HD ca. 40 min, Auflage 5 + 2 EA
DVD inklusive Lamdaprint 18 x 12 cm signiert und nummeriert

Über einer Wasserfläche kreisen Raubvögel. Immer wieder stürzen sie sich runter, schnappen was und fliegen weg. Die Wolken zeichnen wunderbare Bilder auf der Wasserobefläche, stimmig untermalt mit eigens hergestelltem Sound von Michael Bucher. Bei längerem Hinsehen entpuppt sich die vermeintliche Bilderbuchidylle als technoides Kläranlagenbecken, die Zivilisation zerstört unvermittelt den “Locus Amoenus“, ja, Ekel macht sich gar breit, fischen die Vögel doch wortwörtlich “im Trüben“. Ein typisches Werk von huber.huber, in welchem die Ambivalenz von Natur und Kultur geschickt auf den Punkt gebracht wird. (Berhard Bischoff)

huber.huber & Michael Bucher, Land of Plenty (2011)
Video HD, Ton (Stereo), 1-Kanal, ca. 40, Loop, Bildformat 16:9

Wir blicken auf den Ausschnitt eines Beckens einer Kläranlage. Im trüben Wasser spiegeln sich der Himmel mit den Wolken, angrenzende Bäume, der Schieberarm und der erhöhte Beckenrand. Der Beckenausschnitt füllt beinahe das Bildformat. Die Kamereinstellung verändert sich im Verlaufe der vierzigminütigen Arbeit nicht. Es gibt keinen Schnitt. Die Bilder sind in Echtzeit und ohne künstliches Licht aufgenommen. Der Schieberarm mit halbem Durchmesser dreht sich langsam um die Mittelachse der Anlage im Uhrzeigersinn um eine Vierteldrehung. Die Bewegung ist kaum wahrzunehmen. Am Rand beim Schieber beginnt sich, ein heller Flecken fast unmerklich auszubreiten. Der Klärmechanismus ist im Gang. Die Wasseroberfläche und die Lichtverhältnisse verändern sich durch das wechselhafte Wetter fortdauernd.
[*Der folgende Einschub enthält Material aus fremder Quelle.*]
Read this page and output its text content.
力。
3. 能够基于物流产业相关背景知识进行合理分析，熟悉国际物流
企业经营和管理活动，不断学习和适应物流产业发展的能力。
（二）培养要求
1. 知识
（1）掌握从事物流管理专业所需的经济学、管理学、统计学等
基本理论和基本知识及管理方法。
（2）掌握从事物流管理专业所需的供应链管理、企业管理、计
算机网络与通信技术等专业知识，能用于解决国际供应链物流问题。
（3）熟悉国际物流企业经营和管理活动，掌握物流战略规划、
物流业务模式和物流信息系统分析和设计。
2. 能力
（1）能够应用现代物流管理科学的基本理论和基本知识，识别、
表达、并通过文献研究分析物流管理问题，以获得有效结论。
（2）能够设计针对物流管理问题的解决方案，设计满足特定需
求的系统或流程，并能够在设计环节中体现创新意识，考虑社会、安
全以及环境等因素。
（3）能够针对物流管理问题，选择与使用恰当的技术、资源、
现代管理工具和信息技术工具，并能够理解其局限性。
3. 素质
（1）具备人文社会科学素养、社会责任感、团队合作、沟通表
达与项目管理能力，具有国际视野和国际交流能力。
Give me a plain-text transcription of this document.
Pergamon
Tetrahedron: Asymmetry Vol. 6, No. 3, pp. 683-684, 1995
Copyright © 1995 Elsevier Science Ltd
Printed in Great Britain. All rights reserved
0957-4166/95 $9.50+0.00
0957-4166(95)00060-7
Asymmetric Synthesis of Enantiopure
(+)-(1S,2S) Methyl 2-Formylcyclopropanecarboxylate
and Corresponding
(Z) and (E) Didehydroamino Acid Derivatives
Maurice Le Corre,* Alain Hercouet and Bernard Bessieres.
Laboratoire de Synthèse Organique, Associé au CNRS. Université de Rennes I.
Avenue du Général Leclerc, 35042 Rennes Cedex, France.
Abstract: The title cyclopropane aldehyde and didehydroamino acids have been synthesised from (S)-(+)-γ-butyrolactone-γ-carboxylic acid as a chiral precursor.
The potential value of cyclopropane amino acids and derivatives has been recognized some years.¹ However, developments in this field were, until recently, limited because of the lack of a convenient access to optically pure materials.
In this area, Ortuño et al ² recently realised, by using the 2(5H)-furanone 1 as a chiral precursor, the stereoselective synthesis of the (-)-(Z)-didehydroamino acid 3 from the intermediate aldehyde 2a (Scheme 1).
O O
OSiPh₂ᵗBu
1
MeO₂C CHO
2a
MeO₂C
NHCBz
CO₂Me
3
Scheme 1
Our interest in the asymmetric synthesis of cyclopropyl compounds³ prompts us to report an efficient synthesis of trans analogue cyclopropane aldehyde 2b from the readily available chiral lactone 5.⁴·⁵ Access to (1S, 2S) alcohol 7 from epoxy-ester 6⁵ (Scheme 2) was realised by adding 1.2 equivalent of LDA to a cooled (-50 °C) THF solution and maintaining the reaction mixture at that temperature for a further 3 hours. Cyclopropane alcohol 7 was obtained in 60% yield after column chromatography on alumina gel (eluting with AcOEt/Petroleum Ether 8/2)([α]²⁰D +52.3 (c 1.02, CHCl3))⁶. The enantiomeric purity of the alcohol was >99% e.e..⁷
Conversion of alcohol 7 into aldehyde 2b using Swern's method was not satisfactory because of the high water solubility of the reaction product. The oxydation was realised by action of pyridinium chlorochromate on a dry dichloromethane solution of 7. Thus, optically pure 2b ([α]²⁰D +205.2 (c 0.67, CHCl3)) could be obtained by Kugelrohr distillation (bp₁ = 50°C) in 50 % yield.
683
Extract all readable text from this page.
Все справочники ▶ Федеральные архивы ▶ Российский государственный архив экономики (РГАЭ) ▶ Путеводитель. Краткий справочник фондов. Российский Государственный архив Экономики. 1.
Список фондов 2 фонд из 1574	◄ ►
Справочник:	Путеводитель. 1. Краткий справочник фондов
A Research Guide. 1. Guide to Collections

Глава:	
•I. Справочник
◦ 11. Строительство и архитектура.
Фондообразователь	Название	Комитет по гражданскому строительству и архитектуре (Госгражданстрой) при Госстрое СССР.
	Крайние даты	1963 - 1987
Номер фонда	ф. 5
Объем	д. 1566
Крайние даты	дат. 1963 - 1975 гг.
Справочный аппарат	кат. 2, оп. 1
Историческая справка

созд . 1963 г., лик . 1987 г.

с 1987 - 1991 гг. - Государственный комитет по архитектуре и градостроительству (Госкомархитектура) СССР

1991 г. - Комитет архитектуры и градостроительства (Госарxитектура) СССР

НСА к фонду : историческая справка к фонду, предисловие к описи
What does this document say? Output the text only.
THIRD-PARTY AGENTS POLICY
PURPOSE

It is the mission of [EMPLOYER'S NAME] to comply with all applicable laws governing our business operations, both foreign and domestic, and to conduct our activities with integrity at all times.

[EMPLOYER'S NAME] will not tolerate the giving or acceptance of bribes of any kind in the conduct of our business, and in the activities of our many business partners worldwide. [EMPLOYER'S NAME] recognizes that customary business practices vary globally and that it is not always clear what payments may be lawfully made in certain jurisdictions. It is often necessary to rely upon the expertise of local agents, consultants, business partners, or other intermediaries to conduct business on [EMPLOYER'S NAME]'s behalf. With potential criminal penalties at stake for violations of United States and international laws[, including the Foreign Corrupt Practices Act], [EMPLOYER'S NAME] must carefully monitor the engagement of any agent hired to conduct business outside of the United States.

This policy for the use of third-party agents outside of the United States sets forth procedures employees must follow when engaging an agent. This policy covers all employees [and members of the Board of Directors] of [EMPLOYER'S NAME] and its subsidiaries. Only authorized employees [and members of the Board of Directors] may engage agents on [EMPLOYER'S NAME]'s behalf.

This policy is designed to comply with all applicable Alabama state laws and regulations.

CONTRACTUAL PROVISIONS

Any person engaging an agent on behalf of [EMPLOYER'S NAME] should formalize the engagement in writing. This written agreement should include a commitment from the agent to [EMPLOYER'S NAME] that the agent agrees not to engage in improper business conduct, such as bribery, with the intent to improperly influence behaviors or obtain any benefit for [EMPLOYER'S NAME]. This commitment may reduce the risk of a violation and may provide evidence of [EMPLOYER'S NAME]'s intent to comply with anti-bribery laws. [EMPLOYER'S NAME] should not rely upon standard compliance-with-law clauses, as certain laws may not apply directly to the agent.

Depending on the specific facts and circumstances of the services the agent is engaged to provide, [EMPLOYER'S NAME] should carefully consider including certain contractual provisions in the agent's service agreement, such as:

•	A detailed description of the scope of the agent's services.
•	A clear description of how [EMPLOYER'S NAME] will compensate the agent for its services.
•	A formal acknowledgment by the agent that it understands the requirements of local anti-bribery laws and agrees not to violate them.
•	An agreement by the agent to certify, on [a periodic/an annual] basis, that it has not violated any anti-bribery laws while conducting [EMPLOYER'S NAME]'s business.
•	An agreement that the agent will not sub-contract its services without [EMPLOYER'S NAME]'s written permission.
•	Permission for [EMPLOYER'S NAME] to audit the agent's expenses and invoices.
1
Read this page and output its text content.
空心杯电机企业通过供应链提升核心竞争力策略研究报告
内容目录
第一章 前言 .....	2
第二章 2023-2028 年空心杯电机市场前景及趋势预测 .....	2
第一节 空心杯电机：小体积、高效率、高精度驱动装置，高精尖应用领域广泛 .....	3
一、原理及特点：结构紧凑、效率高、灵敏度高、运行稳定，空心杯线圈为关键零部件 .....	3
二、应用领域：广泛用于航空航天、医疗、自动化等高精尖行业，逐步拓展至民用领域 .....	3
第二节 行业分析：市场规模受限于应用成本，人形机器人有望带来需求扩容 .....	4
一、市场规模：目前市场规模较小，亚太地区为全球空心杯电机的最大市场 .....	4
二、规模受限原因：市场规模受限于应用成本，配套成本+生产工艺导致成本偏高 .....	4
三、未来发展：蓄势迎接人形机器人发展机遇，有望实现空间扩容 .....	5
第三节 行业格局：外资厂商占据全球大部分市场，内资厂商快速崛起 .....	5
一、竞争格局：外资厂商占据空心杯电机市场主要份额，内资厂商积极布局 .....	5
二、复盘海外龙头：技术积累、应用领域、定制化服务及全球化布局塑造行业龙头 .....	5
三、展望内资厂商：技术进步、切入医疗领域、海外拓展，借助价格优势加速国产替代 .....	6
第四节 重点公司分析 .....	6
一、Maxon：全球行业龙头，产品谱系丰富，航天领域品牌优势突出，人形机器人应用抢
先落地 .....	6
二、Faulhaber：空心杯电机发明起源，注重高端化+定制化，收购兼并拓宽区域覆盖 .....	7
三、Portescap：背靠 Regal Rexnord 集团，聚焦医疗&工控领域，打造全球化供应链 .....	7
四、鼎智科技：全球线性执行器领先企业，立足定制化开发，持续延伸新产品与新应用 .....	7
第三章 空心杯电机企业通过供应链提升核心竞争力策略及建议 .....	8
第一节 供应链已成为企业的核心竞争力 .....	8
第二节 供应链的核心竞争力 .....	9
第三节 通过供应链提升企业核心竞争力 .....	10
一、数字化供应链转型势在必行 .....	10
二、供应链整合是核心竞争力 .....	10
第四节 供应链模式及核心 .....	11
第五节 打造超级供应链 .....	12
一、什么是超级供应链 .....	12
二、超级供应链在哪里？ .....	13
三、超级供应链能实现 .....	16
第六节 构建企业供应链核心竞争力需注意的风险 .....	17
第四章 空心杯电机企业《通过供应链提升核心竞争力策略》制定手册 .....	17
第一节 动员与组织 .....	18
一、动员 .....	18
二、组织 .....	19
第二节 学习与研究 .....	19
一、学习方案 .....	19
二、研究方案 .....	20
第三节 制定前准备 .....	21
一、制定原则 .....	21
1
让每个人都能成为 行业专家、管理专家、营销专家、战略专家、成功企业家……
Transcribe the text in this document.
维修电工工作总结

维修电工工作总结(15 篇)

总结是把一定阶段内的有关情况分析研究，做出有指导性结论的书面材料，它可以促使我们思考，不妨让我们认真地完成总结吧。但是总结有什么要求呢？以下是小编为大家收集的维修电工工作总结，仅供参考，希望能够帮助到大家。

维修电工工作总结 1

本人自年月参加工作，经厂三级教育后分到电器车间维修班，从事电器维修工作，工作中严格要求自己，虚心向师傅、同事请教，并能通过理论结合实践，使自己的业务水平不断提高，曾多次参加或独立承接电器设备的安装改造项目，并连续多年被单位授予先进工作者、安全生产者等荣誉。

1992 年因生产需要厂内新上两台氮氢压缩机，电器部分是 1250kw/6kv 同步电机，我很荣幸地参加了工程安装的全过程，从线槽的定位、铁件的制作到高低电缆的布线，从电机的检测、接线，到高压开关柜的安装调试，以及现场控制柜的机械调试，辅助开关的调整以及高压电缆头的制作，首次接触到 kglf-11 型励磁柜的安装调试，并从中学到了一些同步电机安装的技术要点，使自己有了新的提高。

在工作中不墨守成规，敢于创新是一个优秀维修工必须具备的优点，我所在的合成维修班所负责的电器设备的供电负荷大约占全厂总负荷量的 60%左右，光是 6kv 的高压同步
Es erscheinen immer wieder neu gespiegelte Wolkenbilder auf der Oberfläche. Zur Szenerie gehören auch Vögel – mehrheitlich Milane, die mal alleine, mal im Schwarm kreisen, sturzflugartig im Becken nach Stücken fischen und mit der Beute wegfliegen.

Land of Plenty funktioniert durch eine subtile spannungsvolle Dramaturgie von Stillstand und unaufhaltsamer langsamer kreisförmiger Dynamik. Das Visuelle ist mit einer atmosphärischen Tonspur verschränkt von Michael Bucher mit improvisierten verzerrten Klängen einer elektrischen Gitarre. Die Fokussierung auf das Rund der Kläranlage, die Intensität und das kontemplative Tempo der Arbeit laden das Publikum ein zur genauen Beobachtung und Reflexion. Die Arbeit lässt Raum für Gedanken und Assoziationen im Spannungsfeld von hoch technologisierter Zivilisation und fragiler Natur – die Kläranlage als paradoxes Sinnbild für die Erhaltung und gleichzeitige Zerstörung der Natur?